Schürmanns Fazit zum Ende seines Briefes: „Was ich an diesem Abend erlebt habe, hat in mir den Eindruck erweckt, bei dem Eingreifen sei es in großem Maße auch um Provokation und Demonstration von Macht gegangen.“ Eine Antwort von Senator Lange erhielt er nie. Immerhin: Seinen wohlbehaltenen Sohn traf er kurz nach Mitternacht wieder – nicht am Heiligengeistfeld, sondern zu Hause.
Als dann auch der Kessel gegen 1 Uhr nachts endlich aufgelöst wurde und ein Großteil der festgesetzten Demonstranten zu verschiedenen Wachen gebracht wurden, war die Geschichte des „Hamburger Kessels“ allerdings noch nicht beendet. Die politische Aufarbeitung sollte gerade erst beginnen.

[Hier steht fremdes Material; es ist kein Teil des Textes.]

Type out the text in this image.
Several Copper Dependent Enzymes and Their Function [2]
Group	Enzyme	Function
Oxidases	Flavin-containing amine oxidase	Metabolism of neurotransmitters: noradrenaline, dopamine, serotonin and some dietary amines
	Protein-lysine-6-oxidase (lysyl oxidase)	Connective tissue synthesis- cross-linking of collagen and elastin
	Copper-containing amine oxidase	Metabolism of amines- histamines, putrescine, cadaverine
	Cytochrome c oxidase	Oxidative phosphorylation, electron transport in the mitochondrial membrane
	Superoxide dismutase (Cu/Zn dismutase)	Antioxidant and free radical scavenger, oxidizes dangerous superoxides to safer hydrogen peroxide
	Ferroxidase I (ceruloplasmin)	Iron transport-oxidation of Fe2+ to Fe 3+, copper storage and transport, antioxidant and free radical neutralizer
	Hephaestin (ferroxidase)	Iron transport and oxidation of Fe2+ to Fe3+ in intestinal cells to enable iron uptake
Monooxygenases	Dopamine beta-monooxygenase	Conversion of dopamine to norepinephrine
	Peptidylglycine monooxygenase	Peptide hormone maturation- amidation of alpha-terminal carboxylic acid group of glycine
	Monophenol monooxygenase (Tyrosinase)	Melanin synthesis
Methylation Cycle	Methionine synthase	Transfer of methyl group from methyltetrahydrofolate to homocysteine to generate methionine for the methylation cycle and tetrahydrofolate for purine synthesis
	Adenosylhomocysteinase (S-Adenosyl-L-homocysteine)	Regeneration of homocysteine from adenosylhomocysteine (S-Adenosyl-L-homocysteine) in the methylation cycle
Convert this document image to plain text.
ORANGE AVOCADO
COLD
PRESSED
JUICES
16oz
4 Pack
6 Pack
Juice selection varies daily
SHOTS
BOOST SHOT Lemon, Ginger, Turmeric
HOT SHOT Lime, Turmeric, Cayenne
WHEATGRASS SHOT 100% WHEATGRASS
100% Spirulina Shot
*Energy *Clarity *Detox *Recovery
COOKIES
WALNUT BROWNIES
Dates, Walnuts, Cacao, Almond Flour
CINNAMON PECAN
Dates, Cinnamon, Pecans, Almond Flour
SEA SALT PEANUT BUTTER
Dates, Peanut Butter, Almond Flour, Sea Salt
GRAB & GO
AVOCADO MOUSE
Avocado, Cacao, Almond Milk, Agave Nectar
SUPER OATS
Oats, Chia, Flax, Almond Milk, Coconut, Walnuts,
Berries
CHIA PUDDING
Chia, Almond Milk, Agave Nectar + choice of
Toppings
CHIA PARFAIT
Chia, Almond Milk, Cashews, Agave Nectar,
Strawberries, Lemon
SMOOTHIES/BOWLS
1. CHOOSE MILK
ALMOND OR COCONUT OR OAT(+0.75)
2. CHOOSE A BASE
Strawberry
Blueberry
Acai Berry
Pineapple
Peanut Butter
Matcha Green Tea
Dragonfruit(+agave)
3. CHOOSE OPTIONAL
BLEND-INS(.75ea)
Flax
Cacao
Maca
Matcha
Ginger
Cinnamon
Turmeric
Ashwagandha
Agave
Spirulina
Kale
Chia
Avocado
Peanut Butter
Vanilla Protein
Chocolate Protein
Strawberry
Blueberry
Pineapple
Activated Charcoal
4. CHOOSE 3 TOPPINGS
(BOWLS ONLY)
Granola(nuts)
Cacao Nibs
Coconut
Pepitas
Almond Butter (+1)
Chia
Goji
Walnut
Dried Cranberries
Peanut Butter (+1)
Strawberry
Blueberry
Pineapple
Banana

Bürgermeister Dohnanyi stellte sich zunächst hinter Lange
In der SPD-Regierung rumorte es. Die Senatoren Jan Ehlers und Jörg Kuhbier attackierten den unter Beschuss stehenden Innensenator Lange öffentlich. Bürgermeister Klaus von Dohnanyi hielt dagegen zunächst zu Lange und zur Polizei und bedankte sich für „den schwierigen Einsatz gegen die Gewalttäter“.
Erst später rückte er davon ab und beschrieb den Juni-Sonntag Jahre danach als „schwärzesten Tag“ seiner Amtszeit. Unmittelbare Konsequenzen zog aber nur Staatsrat Peter Rabels, der seinen Hut nahm. „Ich war von meiner SPD schwer enttäuscht“, sagt Eberhard Schürmann, der selbst seit Jahrzehnten SPD-Mitglied ist.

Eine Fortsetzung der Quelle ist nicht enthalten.